Da kotzt der Bürgerrechtler II

In NRW soll ein neues Gesetz verabschiedet werden, dass es dem Verfassungsschutz erlaubt „Emails auf Festplatten“ zuhause lesen zu dürfen. Das ist eine neue Dimension der Überwachung. Schon wieder. Natürlich werden auch hier die allgegenwärtigen Terroristen ins Feld geführt, denn sie sind momentan das unschlagbare Argument im Spiel mit der Angst der Bürger. Dass der Verfassungsschutz seine Befugnisse und Beobachtungsobjekte gerne etwas großzügiger auslegt, wissen wir nicht erst seit dem Verfassungsschutzskandal in Berlin. Dort beobachtete der Geheimdienst mit der Begründung „infiltrierende autonome Gruppen“ konsequent ein Sozialforum, dem Gewerkschafter, linke Parteien, Uni-Professoren, Arbeitsloseninitiativen und ähnliches angehören. Beim Verfassungschutz fangen „Bestrebungen gegen die freiheitlich-demokratische Grundordnung“ eben schon da an, wo der Kapitalismus kritisiert wird. Und nicht erst dort, wo Leute Bomben werfen und den Staat gewaltsam stürzen wollen. Das sollte bei jeder Erweiterung der Befugnisse dieser demokratischen Fremdkörper, was Geheimdienste nun einmal sind, beachtet werden.

Die eh schon kleine Bürgerrechtsbewegung steckt in einem Dilemma. Niemand hört ihr zu. Bürger und Parteien, bis hin zu den Grünen, schreien nach mehr Überwachung. Auf öffentlichen Plätzen. Beim Telefonieren. Im Internet. Wer diesen Abbau an Grund- und Freiheitsrechten verhindern will, gilt als Bremser. Als Sicherheitsrisiko. „Denn Datenschutz ist Täterschutz“ sagen die Sicherheitsfreaks. So befinden sich Bürgerrechtler in einer schwierigen Situation: sie kämpfen einen Abwehrkampf, bei dem sie im besten Fall die fortschreitende Erosion der Grundrechte minimal verlangsamen können. Das ist nicht sexy. Doch jede Bewegung, die etwas erreichen will, muss attraktiv sein, muss eben sexy sein – und muss nach vorne schauen.

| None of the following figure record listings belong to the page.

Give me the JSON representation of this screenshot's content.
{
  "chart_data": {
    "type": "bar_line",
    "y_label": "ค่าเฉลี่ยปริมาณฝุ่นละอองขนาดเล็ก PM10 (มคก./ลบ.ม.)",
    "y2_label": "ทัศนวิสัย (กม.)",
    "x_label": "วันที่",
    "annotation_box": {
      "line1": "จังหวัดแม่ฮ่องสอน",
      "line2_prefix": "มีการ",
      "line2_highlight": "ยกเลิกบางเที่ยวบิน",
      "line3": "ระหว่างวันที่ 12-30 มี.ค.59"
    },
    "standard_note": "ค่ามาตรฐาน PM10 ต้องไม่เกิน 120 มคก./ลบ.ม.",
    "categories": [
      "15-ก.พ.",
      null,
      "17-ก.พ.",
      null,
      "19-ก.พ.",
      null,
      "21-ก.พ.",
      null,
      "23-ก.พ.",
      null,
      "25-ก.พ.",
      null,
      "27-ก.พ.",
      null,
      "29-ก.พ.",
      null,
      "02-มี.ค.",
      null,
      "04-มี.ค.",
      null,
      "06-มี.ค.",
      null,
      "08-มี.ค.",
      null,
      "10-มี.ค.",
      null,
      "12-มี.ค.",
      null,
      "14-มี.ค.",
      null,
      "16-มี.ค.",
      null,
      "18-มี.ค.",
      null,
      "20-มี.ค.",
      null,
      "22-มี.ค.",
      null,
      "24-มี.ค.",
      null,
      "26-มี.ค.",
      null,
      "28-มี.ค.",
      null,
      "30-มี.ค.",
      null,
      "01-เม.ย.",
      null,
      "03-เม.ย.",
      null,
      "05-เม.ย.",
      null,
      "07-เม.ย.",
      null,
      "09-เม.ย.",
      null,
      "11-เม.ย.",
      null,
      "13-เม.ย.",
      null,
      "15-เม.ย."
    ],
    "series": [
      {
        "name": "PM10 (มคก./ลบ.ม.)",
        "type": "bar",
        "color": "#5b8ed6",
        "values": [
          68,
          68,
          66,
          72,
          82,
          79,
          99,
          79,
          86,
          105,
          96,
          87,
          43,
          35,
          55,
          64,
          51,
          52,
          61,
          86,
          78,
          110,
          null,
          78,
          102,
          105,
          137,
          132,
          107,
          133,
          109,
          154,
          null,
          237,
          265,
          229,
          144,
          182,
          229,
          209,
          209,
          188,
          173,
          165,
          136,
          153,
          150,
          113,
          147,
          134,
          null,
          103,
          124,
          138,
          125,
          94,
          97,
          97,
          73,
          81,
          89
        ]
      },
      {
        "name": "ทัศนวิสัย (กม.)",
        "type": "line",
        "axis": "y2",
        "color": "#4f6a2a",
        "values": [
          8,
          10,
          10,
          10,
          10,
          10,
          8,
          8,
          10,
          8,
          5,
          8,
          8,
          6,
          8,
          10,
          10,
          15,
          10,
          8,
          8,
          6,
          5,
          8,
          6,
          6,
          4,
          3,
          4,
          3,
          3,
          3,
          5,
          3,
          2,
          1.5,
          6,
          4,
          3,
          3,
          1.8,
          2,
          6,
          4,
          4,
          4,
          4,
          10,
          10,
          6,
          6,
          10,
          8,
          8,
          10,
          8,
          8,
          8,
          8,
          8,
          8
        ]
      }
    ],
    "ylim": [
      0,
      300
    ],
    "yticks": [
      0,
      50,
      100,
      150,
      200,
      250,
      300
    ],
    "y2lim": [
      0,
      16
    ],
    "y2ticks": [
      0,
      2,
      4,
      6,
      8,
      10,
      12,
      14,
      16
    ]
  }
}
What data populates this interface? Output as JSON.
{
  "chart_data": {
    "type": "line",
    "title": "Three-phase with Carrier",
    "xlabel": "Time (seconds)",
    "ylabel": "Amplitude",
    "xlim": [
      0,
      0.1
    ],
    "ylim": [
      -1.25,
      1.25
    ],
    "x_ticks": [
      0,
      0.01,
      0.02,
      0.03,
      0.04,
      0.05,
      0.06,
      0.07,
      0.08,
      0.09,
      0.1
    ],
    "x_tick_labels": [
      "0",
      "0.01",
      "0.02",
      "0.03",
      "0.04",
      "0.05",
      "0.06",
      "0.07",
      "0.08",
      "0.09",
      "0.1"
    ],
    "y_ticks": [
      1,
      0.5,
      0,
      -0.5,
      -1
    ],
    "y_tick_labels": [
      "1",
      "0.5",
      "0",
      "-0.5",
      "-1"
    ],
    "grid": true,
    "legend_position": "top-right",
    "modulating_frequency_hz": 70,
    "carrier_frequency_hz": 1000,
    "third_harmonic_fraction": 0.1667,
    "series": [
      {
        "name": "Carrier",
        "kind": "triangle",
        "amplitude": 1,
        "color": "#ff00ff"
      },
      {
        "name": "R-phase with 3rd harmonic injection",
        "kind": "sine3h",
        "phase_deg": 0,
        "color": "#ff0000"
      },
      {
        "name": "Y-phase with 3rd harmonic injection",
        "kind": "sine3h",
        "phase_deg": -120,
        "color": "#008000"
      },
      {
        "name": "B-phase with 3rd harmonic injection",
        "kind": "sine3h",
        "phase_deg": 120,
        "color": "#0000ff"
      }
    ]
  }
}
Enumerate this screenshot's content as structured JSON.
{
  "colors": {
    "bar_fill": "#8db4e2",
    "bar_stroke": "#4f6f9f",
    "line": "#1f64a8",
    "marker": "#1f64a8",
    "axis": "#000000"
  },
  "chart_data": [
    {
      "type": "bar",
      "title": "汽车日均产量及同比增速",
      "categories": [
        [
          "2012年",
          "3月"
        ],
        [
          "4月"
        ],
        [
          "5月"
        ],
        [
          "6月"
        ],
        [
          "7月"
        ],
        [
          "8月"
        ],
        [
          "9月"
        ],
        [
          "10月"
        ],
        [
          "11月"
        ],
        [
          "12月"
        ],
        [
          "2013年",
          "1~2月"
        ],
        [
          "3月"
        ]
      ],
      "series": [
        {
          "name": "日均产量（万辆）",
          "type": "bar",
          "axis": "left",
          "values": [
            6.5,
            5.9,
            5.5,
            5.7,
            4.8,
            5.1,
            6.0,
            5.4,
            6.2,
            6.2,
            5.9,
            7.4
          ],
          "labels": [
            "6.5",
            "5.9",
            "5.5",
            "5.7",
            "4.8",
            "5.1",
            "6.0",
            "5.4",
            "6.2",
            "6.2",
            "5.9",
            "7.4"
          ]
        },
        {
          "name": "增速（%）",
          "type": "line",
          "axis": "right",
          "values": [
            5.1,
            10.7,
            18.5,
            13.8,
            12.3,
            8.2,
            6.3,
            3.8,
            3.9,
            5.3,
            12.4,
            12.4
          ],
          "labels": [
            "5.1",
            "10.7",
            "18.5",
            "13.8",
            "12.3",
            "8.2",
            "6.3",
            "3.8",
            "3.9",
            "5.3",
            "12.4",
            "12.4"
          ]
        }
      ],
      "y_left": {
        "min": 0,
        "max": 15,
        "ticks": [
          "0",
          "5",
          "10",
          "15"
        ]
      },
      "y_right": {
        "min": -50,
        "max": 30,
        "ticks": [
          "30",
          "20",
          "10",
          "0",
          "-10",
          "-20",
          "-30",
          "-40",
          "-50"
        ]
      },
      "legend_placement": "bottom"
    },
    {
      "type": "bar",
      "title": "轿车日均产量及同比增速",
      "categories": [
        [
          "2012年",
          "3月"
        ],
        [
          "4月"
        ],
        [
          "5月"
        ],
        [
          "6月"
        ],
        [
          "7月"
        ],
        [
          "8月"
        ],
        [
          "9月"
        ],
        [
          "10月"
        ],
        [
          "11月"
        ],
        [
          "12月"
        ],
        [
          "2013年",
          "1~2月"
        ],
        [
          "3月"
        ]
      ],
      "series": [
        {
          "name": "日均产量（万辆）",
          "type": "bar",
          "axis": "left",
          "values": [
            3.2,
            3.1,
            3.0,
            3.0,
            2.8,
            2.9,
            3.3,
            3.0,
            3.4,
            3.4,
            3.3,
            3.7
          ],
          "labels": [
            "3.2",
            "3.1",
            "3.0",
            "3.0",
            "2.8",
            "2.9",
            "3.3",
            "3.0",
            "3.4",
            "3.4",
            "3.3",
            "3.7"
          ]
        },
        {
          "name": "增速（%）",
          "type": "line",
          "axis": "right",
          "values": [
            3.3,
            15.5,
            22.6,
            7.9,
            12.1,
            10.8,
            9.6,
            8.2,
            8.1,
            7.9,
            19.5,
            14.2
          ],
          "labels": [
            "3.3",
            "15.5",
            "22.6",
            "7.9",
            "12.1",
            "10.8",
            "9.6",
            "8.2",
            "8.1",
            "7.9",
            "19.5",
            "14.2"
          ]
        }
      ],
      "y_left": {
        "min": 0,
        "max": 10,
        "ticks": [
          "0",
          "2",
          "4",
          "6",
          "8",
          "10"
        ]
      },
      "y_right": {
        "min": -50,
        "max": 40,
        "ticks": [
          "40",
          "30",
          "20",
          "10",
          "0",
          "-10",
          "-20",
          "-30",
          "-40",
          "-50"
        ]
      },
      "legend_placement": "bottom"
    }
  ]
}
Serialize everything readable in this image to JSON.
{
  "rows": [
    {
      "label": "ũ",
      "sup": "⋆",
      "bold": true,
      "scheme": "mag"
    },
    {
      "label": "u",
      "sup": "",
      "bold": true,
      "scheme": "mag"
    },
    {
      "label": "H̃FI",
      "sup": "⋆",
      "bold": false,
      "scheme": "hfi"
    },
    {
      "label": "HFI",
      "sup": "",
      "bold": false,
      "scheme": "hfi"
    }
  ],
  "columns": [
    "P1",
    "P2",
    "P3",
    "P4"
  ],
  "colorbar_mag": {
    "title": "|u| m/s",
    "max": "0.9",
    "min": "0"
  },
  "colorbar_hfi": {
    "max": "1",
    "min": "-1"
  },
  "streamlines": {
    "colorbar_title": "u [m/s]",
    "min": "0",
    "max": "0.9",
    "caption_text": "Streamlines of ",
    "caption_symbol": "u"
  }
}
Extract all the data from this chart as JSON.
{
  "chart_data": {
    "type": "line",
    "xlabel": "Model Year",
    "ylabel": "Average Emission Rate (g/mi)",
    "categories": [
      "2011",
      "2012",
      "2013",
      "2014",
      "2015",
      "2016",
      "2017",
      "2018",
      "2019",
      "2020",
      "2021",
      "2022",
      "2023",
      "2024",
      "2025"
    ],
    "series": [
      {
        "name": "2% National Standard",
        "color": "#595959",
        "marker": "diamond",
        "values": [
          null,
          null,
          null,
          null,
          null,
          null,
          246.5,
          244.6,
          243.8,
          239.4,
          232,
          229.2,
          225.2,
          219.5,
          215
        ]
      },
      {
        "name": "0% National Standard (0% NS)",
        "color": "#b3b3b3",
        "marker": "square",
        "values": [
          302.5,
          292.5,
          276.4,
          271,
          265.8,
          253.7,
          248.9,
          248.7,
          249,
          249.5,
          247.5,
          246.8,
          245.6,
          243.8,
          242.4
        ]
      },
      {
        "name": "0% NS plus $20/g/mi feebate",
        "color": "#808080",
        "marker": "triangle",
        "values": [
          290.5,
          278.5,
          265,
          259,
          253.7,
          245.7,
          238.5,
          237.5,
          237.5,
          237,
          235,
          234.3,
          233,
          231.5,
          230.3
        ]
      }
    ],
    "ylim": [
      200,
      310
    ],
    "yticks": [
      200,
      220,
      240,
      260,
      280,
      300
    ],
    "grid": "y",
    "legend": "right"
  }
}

Positive Forderungen nach mehr Freiheit formulieren – statt mühsamer Abwehrkämpfe, die gegen ein Kartell der Sicherheitsfanatiker nur verloren werden können.

Bei der Argumentation jeder Verschärfung wird von einer „sorgsamen Abwägung von Sicherheit und Freiheit“ gesprochen. Abgesehen davon, dass es eben kein „Grundrecht auf Sicherheit“ gibt, geht diese Abwägung in den letzten 35 Jahren konseqent zu Lasten der Freiheit. Die im Grundgesetz verbrieften Grundrechte sind der Schutz des Bürgers vor dem Staat. Sie sind das einzige, was uns Sicherheit vor dem Staat – eben politische Freiheit – gibt. Diese Freiheit muss immer verteidigt oder neu erkämpft werden. Sonst wird sie nach und nach verschwinden.

Es gibt verschiedene Modelle eines Staates: kommunistische Regime bieten Gerechtigkeit aber wenig Freiheit, die klassische liberale Idee bietet wenig Gerechtigkeit, aber viel Freiheit – wir aber befinden uns auf einem doppelt schlechten Weg. Sowohl Gerechtigkeit wie auch Freiheit werden abgebaut. Wir sind noch lange nicht am Ende dieses Prozesses, aber diese Entwicklung läuft langfristig auf einen autoritären Kapitalismus hinaus. Und der ist die schlechtest mögliche Variante.

Man kann nur hoffen, dass sich wieder ein Bewusstsein für die Wichtigkeit von Freiheit entwickelt. Momentan sieht es nicht so aus.